The RTX 2080 Ti also boasts the most powerful ray-tracing (RT) core of all the RTX 20 series, so what about ray-tracing performance? To be honest, it’s too early in the technology’s history and seems too reliant upon developer’s skill at optimisation to be able to fairly say. Battlefield V’s use of ray-tracing originally came at an enormous hit to FPS, even on the 2080 Ti which caused a lot of people to decry the technology as a gimmick.
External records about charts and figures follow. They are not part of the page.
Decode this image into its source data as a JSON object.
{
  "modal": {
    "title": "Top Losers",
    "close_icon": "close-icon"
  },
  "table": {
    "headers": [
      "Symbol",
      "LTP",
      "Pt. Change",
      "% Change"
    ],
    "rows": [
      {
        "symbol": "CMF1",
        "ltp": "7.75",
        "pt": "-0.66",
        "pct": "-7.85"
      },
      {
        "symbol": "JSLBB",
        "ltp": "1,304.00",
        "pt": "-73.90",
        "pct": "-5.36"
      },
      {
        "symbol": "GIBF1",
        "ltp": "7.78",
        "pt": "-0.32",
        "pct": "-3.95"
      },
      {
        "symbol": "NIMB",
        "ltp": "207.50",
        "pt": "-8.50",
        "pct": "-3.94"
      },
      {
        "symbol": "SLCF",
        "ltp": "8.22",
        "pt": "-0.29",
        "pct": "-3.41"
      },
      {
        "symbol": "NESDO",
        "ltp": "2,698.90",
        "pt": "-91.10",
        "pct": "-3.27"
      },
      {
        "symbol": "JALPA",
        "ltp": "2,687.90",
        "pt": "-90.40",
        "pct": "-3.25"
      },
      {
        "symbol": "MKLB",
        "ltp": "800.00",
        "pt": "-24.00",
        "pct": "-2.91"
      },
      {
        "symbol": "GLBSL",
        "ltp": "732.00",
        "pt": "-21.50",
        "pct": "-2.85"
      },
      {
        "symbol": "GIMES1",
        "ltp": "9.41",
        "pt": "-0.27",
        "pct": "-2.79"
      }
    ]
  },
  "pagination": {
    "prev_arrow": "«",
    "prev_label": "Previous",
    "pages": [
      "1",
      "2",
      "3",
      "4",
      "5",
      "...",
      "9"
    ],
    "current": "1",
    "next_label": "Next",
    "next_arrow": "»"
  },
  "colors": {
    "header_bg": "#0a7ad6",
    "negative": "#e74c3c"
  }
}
However, a quickly released update boosted frame-rates to over 60 FPS (well, in most cases) at 2560x1440 with visual settings maxed.
While there are plenty of benchmarks out there, putting theoretical maximum benchmark speeds aside, for real-world usage the only things likely to hamper this card’s performance for most users are poor optimisation of ray-tracing by developers, CPU bottlenecks (for those of us not using the latest and greatest CPU – meaning most of us), and the insanely hot Aussie summer.
In short, while Gigabyte’s powerhouse can get hot and noisy and it does costs a packet, complaining about that would be like whingeing that your Ferrari’s a bit on the pricey-side and its engine growls too much. Yes, it is one of the most expensive graphics cards around, but it’s also one of the most powerful.■
How Many Frames-per-Second?
Frames-per-second (FPS) are a matter of obsession for most PC gaming enthusiasts. This is usually used as a measure of how powerful a graphics card is: the more FPS, the better.
Part of this is to do with smooth motion. While the human eye is capable of detecting a single photon, implying little limitation on how many FPS we can perceive, there is a lower limit at which motion becomes noticeably jerky and unpleasant. For example, anything less than 24 FPS (the standard frame-rate for movies) will result in noticeable stutter, be highly uncomfortable to watch, and usually makes the game unplayable. As well as eliminating stuttering and pausing, higher frame-rates also result in a noticeably smoother feel (something that anyone who saw Peter Jackson’s Hobbit films at 48 FPS would appreciate).
So the more FPS the more smooth the motion? Well, it depends on your monitor. Most monitors have a refresh speed of 60Hz (60 cycles/second), which means the maximum number of frames they can render each second is 60 (explaining the mild online obsession with 60 FPS). So while the benchmark of your swanky new card may show it running the latest game at over 100 FPS, unless you’ve got a very special and expensive monitor capable of 120Hz or more, you’ll not see any real difference above 60 FPS.
The other reason is in-game detail. Every bit of graphical ‘bling’ (highly detailed models and environments, dynamic lighting and shadows, running at a high resolution, etc...) taxes the graphics card and lowers its maximum FPS. This means that for less powerful cards, it is necessary to lower the overall visual quality of the game in order for you to maintain a playable frame-rate.